Pour le « streusel »:
130 gr. de farine
90 gr. de sucre
Le zeste de l’autre demi-citron
110 gr. de beurre à température pièce

Préchauffez le four à 180°, beurrez un moule à charnière et saupoudrez-le de farine et réservez;
Dans un bol, mélangez la farine et la levure;
Dans un grand bol, à l’aide d’un batteur électrique, mélangez le sucre, l’huile, les œufs, la crème sure, le zeste de citron et la vanille;
Ajoutez-y les ingrédients secs, le sel et mélangez;
Versez la pâte à gâteau dans le moule réservé;
Étendez les bleuets en prenant soin de laisser un peu d espace près des bords du moule
Préparez la couverture “streusel” en mélangeant tous les ingrédients avec vos doigts;
Parsemez uniformément la garniture streusel sur le dessus du gâteau et pressez délicatement pour la faire adhérer à la pâte;
Laissez cuire au centre du four pendant 45 minutes ou jusqu’à ce qu’un cure-dents inséré au centre du gâteau en ressorte sec;
Laissez refroidir complètement avant de démouler le gâteau;
Servez-le tout seul ou avec une boule de crème glacée.

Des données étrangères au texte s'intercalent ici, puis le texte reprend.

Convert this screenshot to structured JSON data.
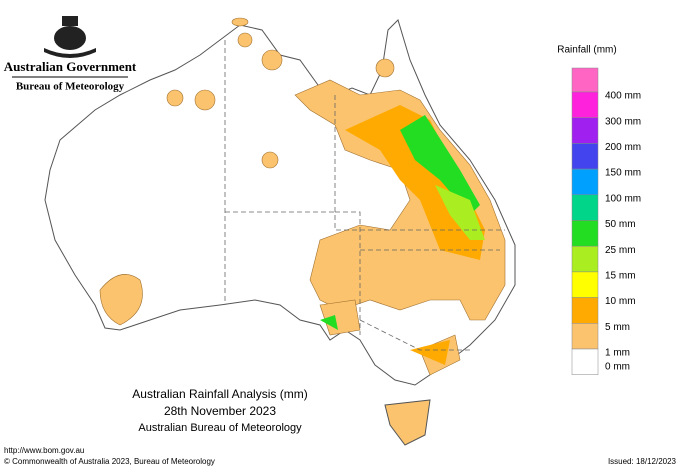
{
  "header": {
    "government": "Australian Government",
    "bureau": "Bureau of Meteorology"
  },
  "map": {
    "title": "Australian Rainfall Analysis (mm)",
    "date": "28th November 2023",
    "agency": "Australian Bureau of Meteorology"
  },
  "legend": {
    "title": "Rainfall (mm)",
    "entries": [
      {
        "label": "400 mm",
        "color": "#ff22dd"
      },
      {
        "label": "300 mm",
        "color": "#a020f0"
      },
      {
        "label": "200 mm",
        "color": "#4444ee"
      },
      {
        "label": "150 mm",
        "color": "#00a0ff"
      },
      {
        "label": "100 mm",
        "color": "#00d58a"
      },
      {
        "label": "50 mm",
        "color": "#22dd22"
      },
      {
        "label": "25 mm",
        "color": "#aaee22"
      },
      {
        "label": "15 mm",
        "color": "#ffff00"
      },
      {
        "label": "10 mm",
        "color": "#ffaa00"
      },
      {
        "label": "5 mm",
        "color": "#fbc36e"
      },
      {
        "label": "1 mm",
        "color": "#ffffff"
      }
    ],
    "last_label": "0 mm"
  },
  "footer": {
    "url": "http://www.bom.gov.au",
    "copyright": "© Commonwealth of Australia 2023, Bureau of Meteorology",
    "issued": "Issued: 18/12/2023"
  }
}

Torta “streusel” ai mirtilli

streusel cake with blueberries

Per la base
110 gr. di burro a temperatura ambiente + per lo stampo
170 gr. di zucchero
2 uova
200 gr. panna acida (o yogurt greco)
2 uova
260 gr. di farina 00
1 cucchiaino di lievito
¼ cucchiaino di bicarbonato
¼ cucchiaino di essenza di vaniglia
La buccia di mezzo limone
Un pizzico di sale
Circa 300 gr. di mirtilli

Per la copertura “streusel”:
130 gr. di farina
90 gr. di zucchero
La buccia dell’altra metà di limone
110 gr. di burro a temperatura ambiente


Preriscaldare il forno a 180 °, imburrate uno stampo e cospargetelo con un po’ di farina, tenete da parte;
In una ciotola setacciate farina e lievito;
In una ciotola a parte (o quella del mixer) mescolate bene lo zucchero, il burro, le uova, la panna acida, la scorza di limone e la vaniglia;
Aggiungete gli ingredienti secchi, il sale e mescolate;
Versare l’impasto nella stampo messo da parte;
Coprite uniformemente la superficie dell’impasto con i mirtilli lasciando un po’ spazio libero ai bordi dello stampo;
Preparare la copertura “streusel” mescolando tutti gli ingredienti con le dita;
Guarnite uniformemente i mirtilli con l’impasto streusel, fare un po’ di pressione per far aderire la copertura al resto del dolce crudo;
Cuocete al centro del forno per 45 minuti o fino a quando uno stuzzicadenti inserito al centro della torta non uscirà asciutto;
Lasciate raffreddare completamente prima di sformare la torta;
Servire la torta “streusel” ai mirtilli da sola o con una pallina di gelato alla vaniglia.